Q15. To ______ the impact of currency fluctuations, the treasurer entered into forward contracts for major import payments.
(a) exaggerate
(b) ignore
(c) hedge against
(d) amplify
Answer: (c)
Explanation: Forward contracts are used to hedge (protect against) currency risk.
Q16. The director advised the team to ______ the assumptions used in the forecasting model to ensure they reflect current market conditions.
(a) discard
(b) validate
(c) inflate
(d) conceal
Answer: (b)
Explanation: Assumptions should be checked for accuracy; “validate” means to confirm their validity.

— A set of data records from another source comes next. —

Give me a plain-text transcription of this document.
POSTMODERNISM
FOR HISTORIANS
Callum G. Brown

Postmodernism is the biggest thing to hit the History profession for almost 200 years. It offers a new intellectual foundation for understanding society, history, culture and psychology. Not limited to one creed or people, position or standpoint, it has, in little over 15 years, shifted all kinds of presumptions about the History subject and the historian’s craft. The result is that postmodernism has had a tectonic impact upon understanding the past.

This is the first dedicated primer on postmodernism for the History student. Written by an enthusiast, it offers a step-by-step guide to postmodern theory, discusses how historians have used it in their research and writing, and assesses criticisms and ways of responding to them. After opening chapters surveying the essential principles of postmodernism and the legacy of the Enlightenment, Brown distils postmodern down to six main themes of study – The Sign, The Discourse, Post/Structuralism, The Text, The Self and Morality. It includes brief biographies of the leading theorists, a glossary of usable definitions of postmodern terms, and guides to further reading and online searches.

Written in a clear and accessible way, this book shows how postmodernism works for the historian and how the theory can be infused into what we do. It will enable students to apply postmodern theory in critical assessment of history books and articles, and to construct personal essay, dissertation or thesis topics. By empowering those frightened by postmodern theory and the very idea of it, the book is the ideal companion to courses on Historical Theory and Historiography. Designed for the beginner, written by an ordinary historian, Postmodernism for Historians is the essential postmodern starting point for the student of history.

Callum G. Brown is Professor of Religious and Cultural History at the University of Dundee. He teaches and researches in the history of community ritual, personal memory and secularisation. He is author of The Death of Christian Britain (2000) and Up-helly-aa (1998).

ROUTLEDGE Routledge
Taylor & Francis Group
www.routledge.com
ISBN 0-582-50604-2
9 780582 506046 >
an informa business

Q17. After the implementation of ERP, the time taken to generate monthly financial statements was ______ from ten days to three days.
(a) extended
(b) unchanged
(c) reduced
(d) doubled
Answer: (c)
Explanation: A drop from ten to three days indicates a reduction in time.
Q18. The finance manager cautioned that excessive reliance on short‑term borrowing could ______ the company’s financial stability.
(a) bolster
(b) jeopardize
(c) guarantee
(d) irrelevant
Answer: (b)
Explanation: Over‑reliance on short‑term debt can endanger (jeopardize) stability.
Q19. In the notes to the financial statements, the company explained that the contingent liability was ______ and therefore not recognized in the balance sheet.
(a) probable
(b) remote
(c) certain
(d) material
Answer: (b)
Explanation: A remote contingent liability does not meet the recognition threshold.
Q20. The auditor suggested that the company ______ its inventory valuation method to align with industry practices and improve comparability.
(a) retain unchanged
(b) modify
(c) abandon completely
(d) conceal
Answer: (b)
Explanation: To align with peers, the method should be adjusted—i.e., modified.
Q21. During the meeting, the chairperson asked the participants to ______ their views on the proposed dividend policy before voting.
(a) suppress
(b) withhold
(c) articulate
(d) ignore
Answer: (c)
Explanation: Participants should express (articulate) their opinions.
Q22. The cost‑control initiative aimed to ______ wastage in the production process by introducing lean management techniques.
(a) increase
(b) eliminate
(c) ignore
(d) postpone
Answer: (b)
Explanation: Lean techniques target the removal (elimination) of waste.
Q23. After detecting a pattern of delayed payments, the credit department decided to ______ stricter credit limits for high‑risk customers.
(a) loosen
(b) maintain
(c) impose
(d) abolish
Answer: (c)
Explanation: To mitigate risk, stricter limits are imposed.
Q24. The financial analyst noted that the company’s return on equity had ______ over the past three years, indicating improving profitability.
(a) declined
(b) fluctuated wildly
(c) risen steadily
(d) remained negative
Answer: (c)
Explanation: Improving profitability is reflected by a steady rise in ROE.
Q25. To ensure compliance with the new GST regulations, the accounts team was required to ______ all invoices within five days of receipt.
(a) archive
(b) delay
(c) process
(d) destroy
Answer: (c)
Explanation: Timely processing of invoices is necessary for GST compliance.